Download or read book The Health Care Professional as Friend and Healer written by Edmund D. Pellegrino and published by Georgetown University Press. This book was released on 2000 with total page 320 pages. Available in PDF, EPUB and Kindle. Book excerpt: Distinguished contributors explore the role of the health professional, the moral basis of health care, greater emphasis on the humanities in medical education, and some of the current challenges facing healers today.

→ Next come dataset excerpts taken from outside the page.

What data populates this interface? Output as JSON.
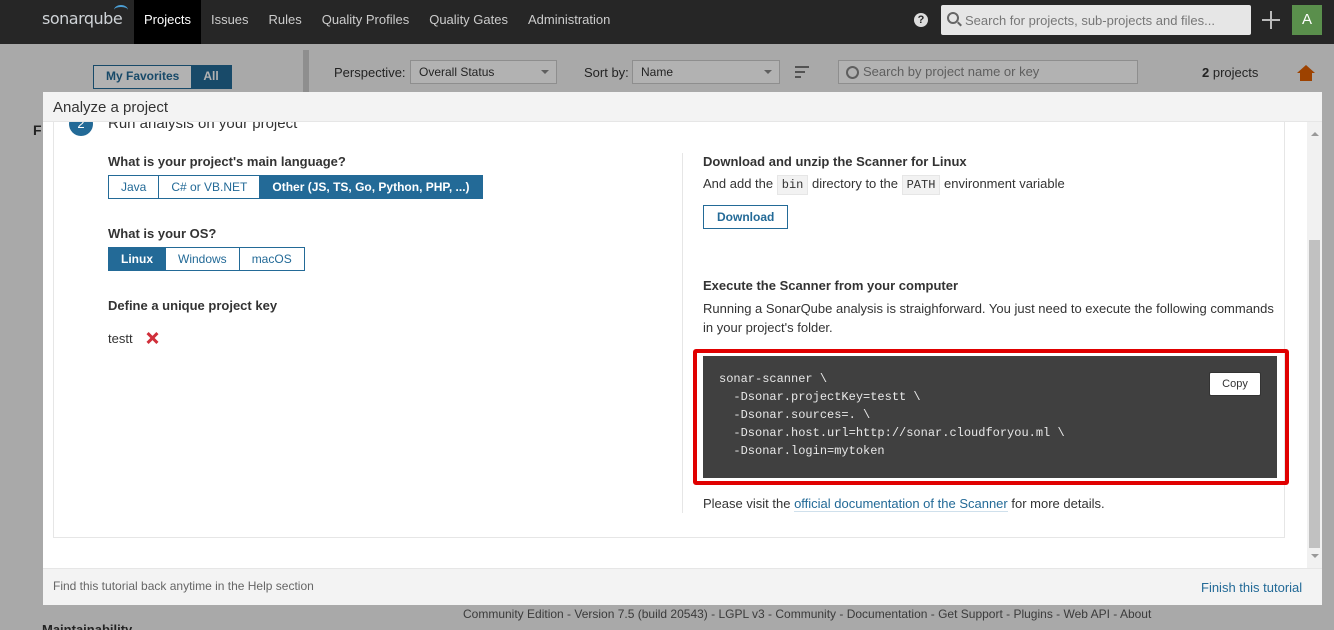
{
  "topbar": {
    "logo_text": "sonarqube",
    "nav": [
      "Projects",
      "Issues",
      "Rules",
      "Quality Profiles",
      "Quality Gates",
      "Administration"
    ],
    "help_glyph": "?",
    "search_placeholder": "Search for projects, sub-projects and files...",
    "avatar_letter": "A"
  },
  "projects_page": {
    "favorites": "My Favorites",
    "all": "All",
    "perspective_label": "Perspective:",
    "perspective_value": "Overall Status",
    "sort_label": "Sort by:",
    "sort_value": "Name",
    "search_placeholder": "Search by project name or key",
    "count": "2",
    "count_label": "projects",
    "filter_letter": "F",
    "maintainability_label": "Maintainability"
  },
  "footer_text": "Community Edition - Version 7.5 (build 20543) - LGPL v3 - Community - Documentation - Get Support - Plugins - Web API - About",
  "modal": {
    "title": "Analyze a project",
    "step_number": "2",
    "step_title": "Run analysis on your project",
    "language_question": "What is your project's main language?",
    "languages": [
      "Java",
      "C# or VB.NET",
      "Other (JS, TS, Go, Python, PHP, ...)"
    ],
    "selected_language": "Other (JS, TS, Go, Python, PHP, ...)",
    "os_question": "What is your OS?",
    "os_options": [
      "Linux",
      "Windows",
      "macOS"
    ],
    "selected_os": "Linux",
    "key_question": "Define a unique project key",
    "project_key": "testt",
    "download_title": "Download and unzip the Scanner for Linux",
    "add_text_1": "And add the",
    "bin_code": "bin",
    "add_text_2": "directory to the",
    "path_code": "PATH",
    "add_text_3": "environment variable",
    "download_button": "Download",
    "execute_title": "Execute the Scanner from your computer",
    "execute_text": "Running a SonarQube analysis is straighforward. You just need to execute the following commands in your project's folder.",
    "code": "sonar-scanner \\\n  -Dsonar.projectKey=testt \\\n  -Dsonar.sources=. \\\n  -Dsonar.host.url=http://sonar.cloudforyou.ml \\\n  -Dsonar.login=mytoken",
    "copy_button": "Copy",
    "visit_prefix": "Please visit the",
    "visit_link": "official documentation of the Scanner",
    "visit_suffix": "for more details.",
    "help_note": "Find this tutorial back anytime in the Help section",
    "finish_link": "Finish this tutorial"
  },
  "colors": {
    "brand_blue": "#236a97",
    "highlight_red": "#e00000",
    "topbar": "#262626"
  }
}
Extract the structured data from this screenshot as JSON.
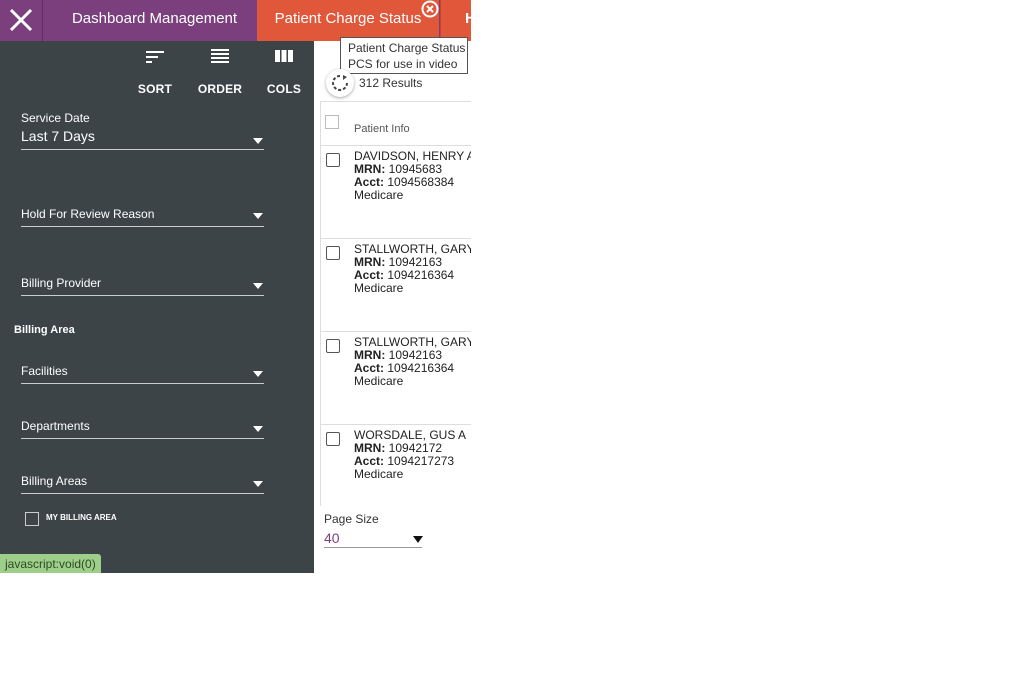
{
  "tabs": {
    "dashboard": "Dashboard Management",
    "pcs": "Patient Charge Status",
    "next": "H"
  },
  "tooltip": {
    "line1": "Patient Charge Status",
    "line2": "PCS for use in video"
  },
  "toolbar": {
    "sort": "SORT",
    "order": "ORDER",
    "cols": "COLS"
  },
  "filters": {
    "service_date_label": "Service Date",
    "service_date_value": "Last 7 Days",
    "hold_reason": "Hold For Review Reason",
    "billing_provider": "Billing Provider",
    "billing_area_section": "Billing Area",
    "facilities": "Facilities",
    "departments": "Departments",
    "billing_areas": "Billing Areas",
    "my_billing_area": "MY BILLING AREA"
  },
  "status_bar": "javascript:void(0)",
  "results": {
    "count_text": "312 Results",
    "column_header": "Patient Info",
    "mrn_label": "MRN:",
    "acct_label": "Acct:",
    "rows": [
      {
        "name": "DAVIDSON, HENRY A",
        "mrn": "10945683",
        "acct": "1094568384",
        "payer": "Medicare"
      },
      {
        "name": "STALLWORTH, GARY",
        "mrn": "10942163",
        "acct": "1094216364",
        "payer": "Medicare"
      },
      {
        "name": "STALLWORTH, GARY",
        "mrn": "10942163",
        "acct": "1094216364",
        "payer": "Medicare"
      },
      {
        "name": "WORSDALE, GUS A",
        "mrn": "10942172",
        "acct": "1094217273",
        "payer": "Medicare"
      }
    ]
  },
  "page_size": {
    "label": "Page Size",
    "value": "40"
  },
  "colors": {
    "topbar": "#7b3f7e",
    "active_tab": "#e0573a",
    "sidebar": "#3c4448",
    "status_pill": "#9ecf8a"
  }
}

Download or read book Sickness and Health in America written by Judith Walzer Leavitt and published by Univ of Wisconsin Press. This book was released on 1997 with total page 606 pages. Available in PDF, EPUB and Kindle. Book excerpt: Adds 21 new essays and drops some that appeared in the 1984 edition (first in 1978) to reflect recent scholarship and changes in orientation by historians. Adds entirely new clusters on sickness and health, early American medicine, therapeutics, the art of medicine, and public health and personal hygiene. Other discussions are updated to reflect such phenomena as the growing mortality from HIV, homicide, and suicide. No index. Annotation copyrighted by Book News, Inc., Portland, OR
Download or read book National Library of Medicine Current Catalog written by National Library of Medicine (U.S.) and published by . This book was released on 1989 with total page 1154 pages. Available in PDF, EPUB and Kindle. Book excerpt:
Download or read book The Hospital in History written by Lindsay Patricia Granshaw and published by . This book was released on 1989 with total page 296 pages. Available in PDF, EPUB and Kindle. Book excerpt: The hospital today is seen as the pinnacle of medical care, incorporating advanced machinery, devoted staff and dedicated doctors, yet it is sometimes castigated as wasteful and interventionist. Even so, the hospital has become central to the medical care of rich and poor alike, but this was not always the case. "The Hospital in History" casts light on what the hospital meant at different times and places over its history.